TPD the C4T Way
Since our founding in 2015, we have established C4T as a leader in targeted protein degradation science (TPD), with a world-class platform shown to produce oral medicines that are highly active against their desired targets. We are progressing targeted oncology programs through clinical studies and leveraging our TORPEDO® platform to efficiently design and optimize small-molecule medicines to address difficult-to-treat diseases.
Key elements of our approach to TPD include:
Focus on catalytic efficiency
Our degraders catalytically activate the E3 ligase and facilitate protein binding and ubiquitination, resulting in rapid overall target degradation. Our optimized degraders can repeat this process many times, with the same single degrader molecule interacting with and destroying many copies of the target protein. The fact that degrader molecules act as catalysts allows us to optimize our product candidates for catalytic degradation turnover. As a result, we create degrader candidates with high catalytic efficiencies that have the potential to provide a greater therapeutic effect.
Investment in Cereblon as E3 ligase
Cereblon, the only clinically validated E3 ligase for TPD, is universally distributed across all tissues and cellular compartments in the body. This wide distribution provides latitude as we select targets and disease indications to pursue. Through our investment in Cereblon, we have developed proprietary Cereblon binders that offer a powerful toolkit for degrader discovery.

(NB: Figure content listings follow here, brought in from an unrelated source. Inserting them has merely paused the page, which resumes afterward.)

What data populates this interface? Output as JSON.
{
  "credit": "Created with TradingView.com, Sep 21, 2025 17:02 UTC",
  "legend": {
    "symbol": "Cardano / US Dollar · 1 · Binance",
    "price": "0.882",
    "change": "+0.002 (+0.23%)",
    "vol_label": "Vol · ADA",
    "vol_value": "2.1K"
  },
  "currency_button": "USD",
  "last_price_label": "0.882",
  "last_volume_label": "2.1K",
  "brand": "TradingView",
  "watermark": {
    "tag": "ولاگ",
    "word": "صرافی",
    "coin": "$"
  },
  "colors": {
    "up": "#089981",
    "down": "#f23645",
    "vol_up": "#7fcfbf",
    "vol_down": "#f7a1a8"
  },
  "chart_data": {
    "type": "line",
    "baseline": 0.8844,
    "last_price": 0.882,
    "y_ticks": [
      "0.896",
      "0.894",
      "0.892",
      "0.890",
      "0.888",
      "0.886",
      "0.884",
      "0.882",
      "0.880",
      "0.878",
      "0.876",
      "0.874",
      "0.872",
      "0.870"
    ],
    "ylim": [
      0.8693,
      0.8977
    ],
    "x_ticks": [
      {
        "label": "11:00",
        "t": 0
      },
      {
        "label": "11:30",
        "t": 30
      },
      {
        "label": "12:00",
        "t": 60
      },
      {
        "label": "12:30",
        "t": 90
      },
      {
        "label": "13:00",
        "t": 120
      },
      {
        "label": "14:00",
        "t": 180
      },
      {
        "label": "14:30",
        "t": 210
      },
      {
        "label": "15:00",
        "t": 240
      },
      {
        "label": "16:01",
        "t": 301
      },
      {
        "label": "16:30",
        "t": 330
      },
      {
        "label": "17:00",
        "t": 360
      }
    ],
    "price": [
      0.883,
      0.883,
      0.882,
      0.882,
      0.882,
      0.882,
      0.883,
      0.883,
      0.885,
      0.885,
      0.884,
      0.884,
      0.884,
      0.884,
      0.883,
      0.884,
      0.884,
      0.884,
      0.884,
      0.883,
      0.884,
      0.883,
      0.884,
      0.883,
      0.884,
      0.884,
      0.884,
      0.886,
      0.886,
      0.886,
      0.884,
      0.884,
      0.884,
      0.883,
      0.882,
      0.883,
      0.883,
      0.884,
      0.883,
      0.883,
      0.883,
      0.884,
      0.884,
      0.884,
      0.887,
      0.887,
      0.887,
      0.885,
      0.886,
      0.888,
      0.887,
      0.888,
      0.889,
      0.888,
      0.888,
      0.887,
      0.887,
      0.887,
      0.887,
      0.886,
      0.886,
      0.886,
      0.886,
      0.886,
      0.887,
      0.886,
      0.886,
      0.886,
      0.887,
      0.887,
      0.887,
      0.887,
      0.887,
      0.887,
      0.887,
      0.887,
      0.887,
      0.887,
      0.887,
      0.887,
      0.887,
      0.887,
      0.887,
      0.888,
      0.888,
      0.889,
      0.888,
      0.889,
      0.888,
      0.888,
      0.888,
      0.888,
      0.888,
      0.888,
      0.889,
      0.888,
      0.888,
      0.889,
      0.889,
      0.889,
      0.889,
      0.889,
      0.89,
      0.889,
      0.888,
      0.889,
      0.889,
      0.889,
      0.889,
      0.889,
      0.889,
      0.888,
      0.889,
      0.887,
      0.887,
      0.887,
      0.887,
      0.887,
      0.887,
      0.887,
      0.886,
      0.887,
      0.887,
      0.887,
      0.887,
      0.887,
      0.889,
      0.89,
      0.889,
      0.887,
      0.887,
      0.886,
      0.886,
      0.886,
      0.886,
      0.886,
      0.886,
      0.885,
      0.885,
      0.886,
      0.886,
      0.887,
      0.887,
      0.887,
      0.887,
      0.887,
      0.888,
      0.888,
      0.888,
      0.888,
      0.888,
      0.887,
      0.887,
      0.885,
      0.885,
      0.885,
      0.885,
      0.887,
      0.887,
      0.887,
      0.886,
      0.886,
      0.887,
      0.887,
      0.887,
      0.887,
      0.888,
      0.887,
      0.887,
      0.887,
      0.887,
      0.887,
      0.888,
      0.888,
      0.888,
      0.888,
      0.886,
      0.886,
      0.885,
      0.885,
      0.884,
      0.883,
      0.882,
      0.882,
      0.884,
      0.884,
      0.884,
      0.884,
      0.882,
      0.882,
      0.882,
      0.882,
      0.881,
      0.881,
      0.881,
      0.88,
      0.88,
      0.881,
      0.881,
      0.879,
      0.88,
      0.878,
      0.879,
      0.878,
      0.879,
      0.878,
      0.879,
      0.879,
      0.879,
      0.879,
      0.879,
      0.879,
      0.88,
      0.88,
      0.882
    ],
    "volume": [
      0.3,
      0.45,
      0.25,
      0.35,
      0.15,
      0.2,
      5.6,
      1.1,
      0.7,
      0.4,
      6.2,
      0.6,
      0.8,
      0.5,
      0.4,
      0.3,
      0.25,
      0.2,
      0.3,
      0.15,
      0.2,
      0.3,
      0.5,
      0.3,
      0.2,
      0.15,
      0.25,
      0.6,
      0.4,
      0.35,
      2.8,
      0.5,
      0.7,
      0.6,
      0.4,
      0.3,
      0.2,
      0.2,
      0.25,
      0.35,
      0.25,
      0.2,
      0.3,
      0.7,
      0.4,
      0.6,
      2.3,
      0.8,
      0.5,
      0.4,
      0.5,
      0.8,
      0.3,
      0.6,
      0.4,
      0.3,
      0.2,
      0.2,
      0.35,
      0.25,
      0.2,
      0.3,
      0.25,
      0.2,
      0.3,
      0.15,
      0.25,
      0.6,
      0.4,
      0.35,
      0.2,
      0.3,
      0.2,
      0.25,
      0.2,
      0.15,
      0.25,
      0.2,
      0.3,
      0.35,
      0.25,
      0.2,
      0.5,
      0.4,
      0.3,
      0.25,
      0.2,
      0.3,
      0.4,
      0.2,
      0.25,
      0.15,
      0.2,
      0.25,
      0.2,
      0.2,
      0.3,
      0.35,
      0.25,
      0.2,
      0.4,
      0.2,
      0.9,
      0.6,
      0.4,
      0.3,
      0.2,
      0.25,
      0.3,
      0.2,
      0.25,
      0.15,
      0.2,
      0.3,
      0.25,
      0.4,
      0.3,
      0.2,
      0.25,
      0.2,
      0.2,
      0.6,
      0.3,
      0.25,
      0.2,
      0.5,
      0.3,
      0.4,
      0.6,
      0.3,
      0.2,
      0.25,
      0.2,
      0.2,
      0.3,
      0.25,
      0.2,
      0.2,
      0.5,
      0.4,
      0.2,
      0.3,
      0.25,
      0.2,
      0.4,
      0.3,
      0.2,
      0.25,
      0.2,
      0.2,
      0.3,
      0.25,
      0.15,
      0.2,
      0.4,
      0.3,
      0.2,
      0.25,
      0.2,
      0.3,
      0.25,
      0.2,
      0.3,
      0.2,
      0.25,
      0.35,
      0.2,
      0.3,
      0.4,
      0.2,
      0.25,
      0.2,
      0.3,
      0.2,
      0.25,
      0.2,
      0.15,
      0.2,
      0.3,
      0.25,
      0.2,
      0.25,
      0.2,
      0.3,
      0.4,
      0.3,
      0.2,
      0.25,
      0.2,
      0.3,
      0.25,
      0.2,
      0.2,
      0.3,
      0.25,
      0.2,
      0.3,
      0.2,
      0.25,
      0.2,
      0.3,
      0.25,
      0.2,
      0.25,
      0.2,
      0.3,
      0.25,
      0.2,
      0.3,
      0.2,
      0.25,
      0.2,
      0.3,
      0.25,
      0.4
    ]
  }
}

By focusing on catalytic efficiency and leveraging Cereblon, we have built capabilities unique to the TPD field. At C4 Therapeutics, we can:
Design, analyze and predict degrader performance
Through our TORPEDO® platform, we conduct an informed and efficient drug discovery process that supports rapid delivery of drug candidates.
Develop MonoDAC™ and BiDAC™ degraders
Rather than being limited to a single type of degrader to target disease-causing proteins, we have the flexibility to utilize either MonoDAC degraders (molecular glues) or BiDAC degraders (heterobifunctional degraders). This flexibility allows us to pursue a broad target landscape, and develop the appropriate degrader based on the features of the protein we are targeting for destruction.